Bookchin, in his often brilliant diatribes against the Primitivists, fails to emphasise the other side of the coin. Productivism, production for production's sake, one of the chief maxims of capitalism, is one of the mechanisms that the Primitivists, no matter how wrong-headedly and in such a mistaken way, are rebelling against. In castigating the anti-technology and anti-civilisation stances of Primitivism, one feels that Bookchin errs too much in the other direction. Certainly he fails to sufficiently address himself to the problem of unbridled Production. Similarly , whilst agreeing with his denunciation of the anti-civilisation poses- and indeed poses are what they often are- of the primitivists, Bookchin fails to emphasis what this reviewer feels is of utmost importance. The primitivists have substituted the Civilisation of the last few thousand years with a call for the destruction of Civilisation. Well, I go along with them on this. Except that I want to substitute a new Civilisation, based on values nurtured in the libertarian movement and starting to develop now with a culture of resistance, not the end of civilisation per se. Bookchin fails to explain that a future society would mean a new Civilisation, transcending, and indeed destroying this one.
Democracy
Bookchin vaunts democracy as "not antithetical to anarchism". But we in the ACF feel that this ambiguous term, so often used to mobilise the masses to go to war for capitalism and the State and to counter the Western Powers' struggle with the Soviet bloc, cannot be used without confusion. Some of Bookchin's "disciples" have used his call for "libertarian municipalism" to run as candidates for City Council elections. Indeed in Canada, some of these "disciples" have run on "libertarian" tickets for Quebec nationalism. Now, Bookchin, has vigorously denounced nationalism and support for "National liberation" in this book, and the views of his "disciples" should not be mistaken for his own. But he really needs to clarify just what he means by his slogan "Democratise the republic, radicalise the democracy". Is he in favour of "libertarian municipalism " of the sort where "libertarians" capture the local State (and end up being captured by it)? As he states, he has lost the view that the working class is the revolutionary subject of history, that is, that it is destined to bring about the radical overthrow of capitalism. In doing so, he appears to have dug himself into the hole of libertarian municipalism, out of which it seems difficult for him to get out.

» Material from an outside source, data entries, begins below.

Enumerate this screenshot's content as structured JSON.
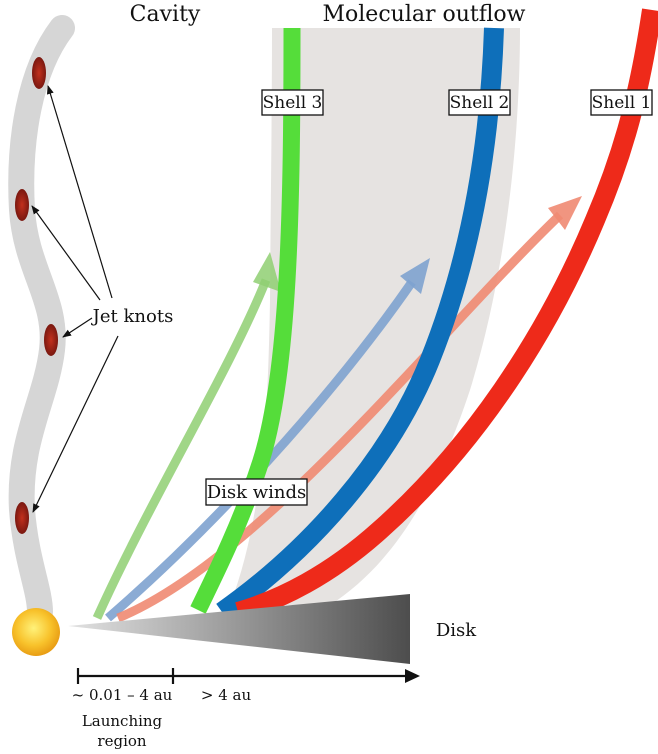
{
  "labels": {
    "cavity": "Cavity",
    "outflow": "Molecular outflow",
    "shell3": "Shell 3",
    "shell2": "Shell 2",
    "shell1": "Shell 1",
    "jet_knots": "Jet knots",
    "disk_winds": "Disk winds",
    "disk": "Disk",
    "range_inner": "~ 0.01 – 4 au",
    "range_outer": "> 4 au",
    "launch_line1": "Launching",
    "launch_line2": "region"
  },
  "colors": {
    "shell3": "#55dd3a",
    "shell2": "#0e6fba",
    "shell1": "#ee2a1a",
    "cavity_band": "#d6d6d6",
    "outflow_region": "#e6e3e1",
    "knot": "#b52517",
    "star": "#f6b21d"
  }
}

Despite these criticisms, this booklet is well worth reading for arguments against the erroneous ideas of Stirner and Nietzsche. Indeed, Bookchin quite correctly points out that Emma Goldman, despite avowing an anarcho communist ideology, was a Nietzschean "cheek to jowl in spirit with individualists". His brisk attacks on the likes of L. Susan Brown, Hakim Bey, George Bradford and John Zerzan should be read by all serious Anarchists who are looking for a coherent revolutionary answer to the confusion of these thinkers.